Britain: Not Only Two-Tier Policing, But a Police State to Boot
Britain's proud tradition of policing by consent is fraying badly. Recent incidents reveal a troubling pattern: not merely the much-discussed "two-tier policing" that appears to treat different groups unequally, but something deeper and more disturbing, the steady emergence of a police state mentality where officers are deployed to intimidate critics, manage public opinion, and prioritise political sensitivities over straightforward justice.
Consider the case of Alastair Hilton in Chiswick, west London. After successfully campaigning alongside locals to prevent a Labour-run council from banning outdoor drinking at three popular riverside pubs, Hilton took to social media to criticise a local Green councillor he believed had lodged the original complaint. What followed was extraordinary. Two Metropolitan Police officers tracked him down to a pub where he was having a quiet drink, pulled him outside, and subjected him to a lengthy warning about his tweets. They admitted he had committed no crime, yet read him the relevant legislation under which he could be arrested if he crossed an undefined line. The message was clear: be careful what you say about elected officials. Hilton, understandably furious, pointed out the bitter irony; weeks earlier, police had allegedly refused to attend his daughter's home after an attempted burglary while she slept, yet they had resources to hunt him down over online comments.
This is not keeping the peace. It is using police resources to chill free speech and protect politicians from scrutiny. James May, the Top Gear presenter, captured the public mood when he sarcastically wished Hilton well in the "gulag." The Free Speech Union rightly condemned the episode as police appearing more interested in online disputes than real crime. In a free country, criticising a councillor's actions on planning or licensing should never result in uniformed officers turning up to deliver veiled threats.
At the same time, another incident in Birmingham has fuelled the two-tier policing debate. Footage widely shared on social media shows a white man, Cody Harper, being assaulted by a group of black men. Pushed to the ground and seemingly attacked, Harper reacts when a police officer intervenes, swinging his arm and striking her. The result? Harper is arrested and charged with assaulting a police officer, while the original assailants appear to have walked away. Reform UK's Robert Jenrick and many others have demanded the full context, questioning why the victim of the initial violence was the one detained. West Midlands Police's statement focused narrowly on the punch to the officer, doing little to dispel the impression of selective enforcement.

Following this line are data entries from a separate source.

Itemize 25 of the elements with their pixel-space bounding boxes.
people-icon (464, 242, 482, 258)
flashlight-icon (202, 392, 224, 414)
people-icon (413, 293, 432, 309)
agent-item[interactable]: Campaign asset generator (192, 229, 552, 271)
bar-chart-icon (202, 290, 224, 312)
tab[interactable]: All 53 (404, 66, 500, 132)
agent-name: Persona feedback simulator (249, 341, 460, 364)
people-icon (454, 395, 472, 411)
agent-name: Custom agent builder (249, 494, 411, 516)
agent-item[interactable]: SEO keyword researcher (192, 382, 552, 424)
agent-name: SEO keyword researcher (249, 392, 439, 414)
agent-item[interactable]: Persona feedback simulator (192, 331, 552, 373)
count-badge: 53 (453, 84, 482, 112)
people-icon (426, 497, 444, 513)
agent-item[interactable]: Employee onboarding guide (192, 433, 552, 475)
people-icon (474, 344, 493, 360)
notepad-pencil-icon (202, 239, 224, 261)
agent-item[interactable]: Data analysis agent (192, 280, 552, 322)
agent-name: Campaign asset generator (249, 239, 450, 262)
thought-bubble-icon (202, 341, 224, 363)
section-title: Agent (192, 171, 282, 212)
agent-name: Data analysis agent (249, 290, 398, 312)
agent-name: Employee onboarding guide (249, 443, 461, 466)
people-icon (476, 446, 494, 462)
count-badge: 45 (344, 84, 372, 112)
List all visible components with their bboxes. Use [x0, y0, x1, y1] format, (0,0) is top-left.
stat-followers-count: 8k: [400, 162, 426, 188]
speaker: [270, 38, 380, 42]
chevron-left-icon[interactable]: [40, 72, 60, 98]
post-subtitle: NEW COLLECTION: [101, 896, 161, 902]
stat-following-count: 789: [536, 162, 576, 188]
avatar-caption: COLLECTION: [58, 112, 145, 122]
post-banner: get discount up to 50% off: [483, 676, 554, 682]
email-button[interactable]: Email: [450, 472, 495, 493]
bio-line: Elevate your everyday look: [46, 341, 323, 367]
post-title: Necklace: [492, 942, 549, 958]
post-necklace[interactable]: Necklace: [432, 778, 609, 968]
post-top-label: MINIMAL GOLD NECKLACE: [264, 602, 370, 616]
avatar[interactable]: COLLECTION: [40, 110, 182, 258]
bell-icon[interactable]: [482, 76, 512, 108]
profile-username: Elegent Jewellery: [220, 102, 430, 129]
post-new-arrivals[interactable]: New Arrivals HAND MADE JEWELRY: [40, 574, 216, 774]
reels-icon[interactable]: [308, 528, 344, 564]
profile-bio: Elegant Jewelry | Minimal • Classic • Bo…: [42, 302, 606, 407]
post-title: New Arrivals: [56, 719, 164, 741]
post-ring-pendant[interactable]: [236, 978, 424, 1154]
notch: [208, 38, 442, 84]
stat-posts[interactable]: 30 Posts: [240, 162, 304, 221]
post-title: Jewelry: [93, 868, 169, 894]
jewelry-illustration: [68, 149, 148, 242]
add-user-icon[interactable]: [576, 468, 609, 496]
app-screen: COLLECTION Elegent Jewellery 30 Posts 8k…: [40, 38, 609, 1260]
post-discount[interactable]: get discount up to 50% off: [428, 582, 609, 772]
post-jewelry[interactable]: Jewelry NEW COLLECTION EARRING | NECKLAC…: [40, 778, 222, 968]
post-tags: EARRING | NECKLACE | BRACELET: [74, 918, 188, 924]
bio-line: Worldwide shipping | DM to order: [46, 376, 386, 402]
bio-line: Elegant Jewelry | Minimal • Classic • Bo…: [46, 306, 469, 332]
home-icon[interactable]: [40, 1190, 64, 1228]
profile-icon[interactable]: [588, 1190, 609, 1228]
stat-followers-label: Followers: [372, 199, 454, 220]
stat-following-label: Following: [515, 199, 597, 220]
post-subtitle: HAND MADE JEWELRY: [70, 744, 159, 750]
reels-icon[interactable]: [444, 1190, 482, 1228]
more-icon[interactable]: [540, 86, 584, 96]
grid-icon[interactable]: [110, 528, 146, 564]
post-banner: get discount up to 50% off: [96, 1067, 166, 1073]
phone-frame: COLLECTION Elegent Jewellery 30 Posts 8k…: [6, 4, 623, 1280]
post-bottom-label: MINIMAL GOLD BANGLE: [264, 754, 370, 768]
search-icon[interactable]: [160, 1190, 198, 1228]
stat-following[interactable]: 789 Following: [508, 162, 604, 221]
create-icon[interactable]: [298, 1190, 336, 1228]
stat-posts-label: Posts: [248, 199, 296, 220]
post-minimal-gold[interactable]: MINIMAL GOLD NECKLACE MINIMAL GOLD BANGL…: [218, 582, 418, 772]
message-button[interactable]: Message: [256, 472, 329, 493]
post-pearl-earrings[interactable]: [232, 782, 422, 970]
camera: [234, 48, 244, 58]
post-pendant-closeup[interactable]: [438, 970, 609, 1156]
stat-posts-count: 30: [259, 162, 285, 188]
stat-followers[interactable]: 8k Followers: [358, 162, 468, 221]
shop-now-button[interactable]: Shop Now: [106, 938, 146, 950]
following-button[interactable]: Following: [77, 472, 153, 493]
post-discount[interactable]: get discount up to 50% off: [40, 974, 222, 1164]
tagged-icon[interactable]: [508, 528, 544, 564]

Taken together, these cases paint a worrying picture. On one hand, police show remarkable diligence in pursuing a man for criticising a Green councillor's alleged role in a pub licensing dispute. On the other, they seem slower or more hesitant when dealing with street disorder involving certain racial demographics. The public is not imagining the disparity. Trust in policing depends on the perception, and reality, of impartiality. When that erodes, whether through political pressure, training priorities, or fear of "community tensions," the foundations of consent crumble.
Britain has long prided itself on a bobby on the beat who knows his patch and applies the law evenly. That image feels increasingly outdated. Instead, we see officers acting as political enforcers, monitoring tweets, visiting pubs to issue warnings, and making arrests that reinforce suspicions of unequal treatment. The Crime and Policing Act and other expanding speech-related powers give authorities broad tools that are too easily turned against ordinary citizens expressing frustration with local decisions or defending themselves.
This is not sustainable. A country that lectures the world about democracy and liberty cannot afford to have its police force perceived as the enforcement arm of political correctness or local power structures. Real policing means prioritising burglary, assault, and public disorder over hurt feelings on social media. It means applying the same standards regardless of the colour of the skin involved in a fight or the political stripe of the person being criticised.
The British people have shown remarkable patience, but that patience is not infinite. When everyday citizens feel the police are no longer on their side, when criticising a councillor brings a knock-on effect and being assaulted does not, something fundamental has gone wrong. Restoring impartial, robust, and apolitical policing is not optional. It is essential if Britain is to remain a free society rather than one where the state, through its constables, decides whose voice matters and whose grievances will be heard. The alternative is not just two-tier justice, but the quiet arrival of something far darker: a police state wearing the familiar uniform of the bobby on the beat.